Quel plaisir de constater que l’esprit que manifestait Foulek Ringelheim durant sa jeunesse est resté une réalité vivante. Ce docteur en droit de l’Université de Liège (et criminologue U.L.Biste) a des racines multiples. Les juives sont certes profondes mais sans avoir diminué son engagement en faveur de la laïcité.

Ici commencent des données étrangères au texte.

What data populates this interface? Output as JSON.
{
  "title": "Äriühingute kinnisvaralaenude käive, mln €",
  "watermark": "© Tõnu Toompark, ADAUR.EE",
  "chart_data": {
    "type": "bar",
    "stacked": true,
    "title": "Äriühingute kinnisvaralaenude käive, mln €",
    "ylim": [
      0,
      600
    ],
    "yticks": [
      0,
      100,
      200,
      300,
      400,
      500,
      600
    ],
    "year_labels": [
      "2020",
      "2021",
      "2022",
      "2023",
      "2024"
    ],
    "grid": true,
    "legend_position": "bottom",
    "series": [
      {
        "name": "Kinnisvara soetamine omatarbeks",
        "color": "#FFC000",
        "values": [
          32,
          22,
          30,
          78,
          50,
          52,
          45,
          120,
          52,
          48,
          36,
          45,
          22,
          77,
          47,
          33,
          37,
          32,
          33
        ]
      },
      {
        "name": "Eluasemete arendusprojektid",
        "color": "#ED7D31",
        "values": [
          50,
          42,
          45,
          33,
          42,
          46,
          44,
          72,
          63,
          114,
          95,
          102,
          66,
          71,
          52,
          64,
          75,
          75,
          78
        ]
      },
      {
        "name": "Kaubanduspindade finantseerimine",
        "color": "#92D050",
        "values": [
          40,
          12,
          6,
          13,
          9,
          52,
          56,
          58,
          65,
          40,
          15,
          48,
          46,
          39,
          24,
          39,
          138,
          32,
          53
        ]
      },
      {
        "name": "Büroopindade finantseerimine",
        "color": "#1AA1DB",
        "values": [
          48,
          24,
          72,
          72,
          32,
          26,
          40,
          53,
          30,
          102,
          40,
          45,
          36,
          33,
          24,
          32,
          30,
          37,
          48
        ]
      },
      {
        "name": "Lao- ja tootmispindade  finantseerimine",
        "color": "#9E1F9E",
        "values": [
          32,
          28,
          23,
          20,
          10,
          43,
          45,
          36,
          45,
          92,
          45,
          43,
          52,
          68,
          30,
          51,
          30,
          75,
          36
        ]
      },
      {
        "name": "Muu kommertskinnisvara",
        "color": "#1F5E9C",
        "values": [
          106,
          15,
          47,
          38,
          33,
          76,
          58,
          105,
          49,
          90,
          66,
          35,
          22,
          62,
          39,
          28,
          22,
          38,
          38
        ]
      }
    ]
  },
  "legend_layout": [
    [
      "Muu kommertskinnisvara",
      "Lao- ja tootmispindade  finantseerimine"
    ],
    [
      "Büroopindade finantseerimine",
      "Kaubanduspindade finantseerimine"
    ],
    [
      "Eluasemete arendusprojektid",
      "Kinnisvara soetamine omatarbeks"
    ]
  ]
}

Et, comme nous, il doit apprécier une phrase gravée sur une façade latérale de la Cité administrative municipale et émanant du Chancelier de France, Premier Ministre du roi François Ier, Michel de L’Hospital qui écrivait en 1558 : Les Liégeois ont été plus que tous les ans domptés, néanmoins ils ont toujours relevé leurs crestes.
Avoir été jeune à Liège, pour un romancier philosophe c’est avoir été vacciné par un virus qu’il est inutile d’essayer d’éradiquer : celui des libertés.
Jean-Marie ROBERTI.
N.B. La – délectable et effroyable – Seconde vie d’Abram Potz, créée en juin 2009 par le Théâtre du Méridien, sera reprise dans le cadre de la saison de l’Atelier Théâtre Jean Vilar à Louvain-la-Neuve au Théâtre Blocry chaque soir du mardi 25 au dimanche 30 octobre prochain à 20 h 30’ (sauf le jeudi à 14 h 30 – en matinée scolaire – et à19 h 30’).